Shoulder season is the travel period between the peak (or high) season and off (or low) season. For instance, if summer is peak season and winter is off season, then spring and autumn are generally the shoulder seasons.
On the other hand, depending on the kind of trip you want to take, those benefits may not apply. For example, if you’re planning a ski vacation, you need snow—which means a spring trip probably won’t do. And if you’re looking to sunbathe on a sandy beach, autumn temperatures aren’t likely to allow for that.
If you’re just looking for a happy medium of some good prices (though maybe not the lowest), decent (though probably not perfect) weather, and slightly smaller (though not non-existent) crowds, shoulder season can be the ideal time to travel.
Every part of the world has its own shoulder seasons, generally based on weather. In many regions, though, where—as mentioned above—summer is peak season and winter is off season, spring and autumn are both considered shoulder seasons.
That means shoulder season is roughly March–April (early May in some places) and September–October (early November in some places).
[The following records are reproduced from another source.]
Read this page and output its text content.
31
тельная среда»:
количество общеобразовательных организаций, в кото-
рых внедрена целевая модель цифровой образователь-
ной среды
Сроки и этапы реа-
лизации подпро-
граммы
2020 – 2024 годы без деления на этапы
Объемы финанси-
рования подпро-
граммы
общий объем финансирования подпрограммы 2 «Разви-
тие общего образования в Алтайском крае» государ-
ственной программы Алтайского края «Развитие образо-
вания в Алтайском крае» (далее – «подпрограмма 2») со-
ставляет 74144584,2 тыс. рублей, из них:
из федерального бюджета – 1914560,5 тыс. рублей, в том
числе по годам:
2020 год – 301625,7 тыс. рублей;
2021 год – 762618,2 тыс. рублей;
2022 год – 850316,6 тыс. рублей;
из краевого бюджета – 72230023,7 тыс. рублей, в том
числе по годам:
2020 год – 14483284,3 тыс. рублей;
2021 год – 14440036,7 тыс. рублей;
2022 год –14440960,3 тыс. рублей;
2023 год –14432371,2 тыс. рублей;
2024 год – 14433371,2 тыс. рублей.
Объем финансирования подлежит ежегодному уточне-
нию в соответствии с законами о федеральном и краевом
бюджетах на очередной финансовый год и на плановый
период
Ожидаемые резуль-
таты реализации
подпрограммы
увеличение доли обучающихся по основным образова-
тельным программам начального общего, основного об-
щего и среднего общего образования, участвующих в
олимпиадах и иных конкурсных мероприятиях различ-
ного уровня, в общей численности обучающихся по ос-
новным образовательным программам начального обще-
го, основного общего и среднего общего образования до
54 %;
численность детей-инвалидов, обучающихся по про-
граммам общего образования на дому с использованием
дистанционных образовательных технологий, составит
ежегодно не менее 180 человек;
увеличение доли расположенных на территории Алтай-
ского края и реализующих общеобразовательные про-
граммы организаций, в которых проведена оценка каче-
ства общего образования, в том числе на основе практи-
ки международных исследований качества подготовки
Shoulder seasons are almost the same months in the northern and southern hemispheres, though the seasons themselves are swapped—autumn in one is spring in the other.
While shoulder season weather conditions in your destination will help determine what kind of trip you’re taking (and can impact on-the-ground costs), the cost of airfare is typically connected to the season in your departure city—not the destination.
Specific shoulder seasons vary by region and country. Knowing when it’s spring or autumn in the hemisphere you’re planning to visit is a good start, but you’ll be much better off with details on the exact places you’re going.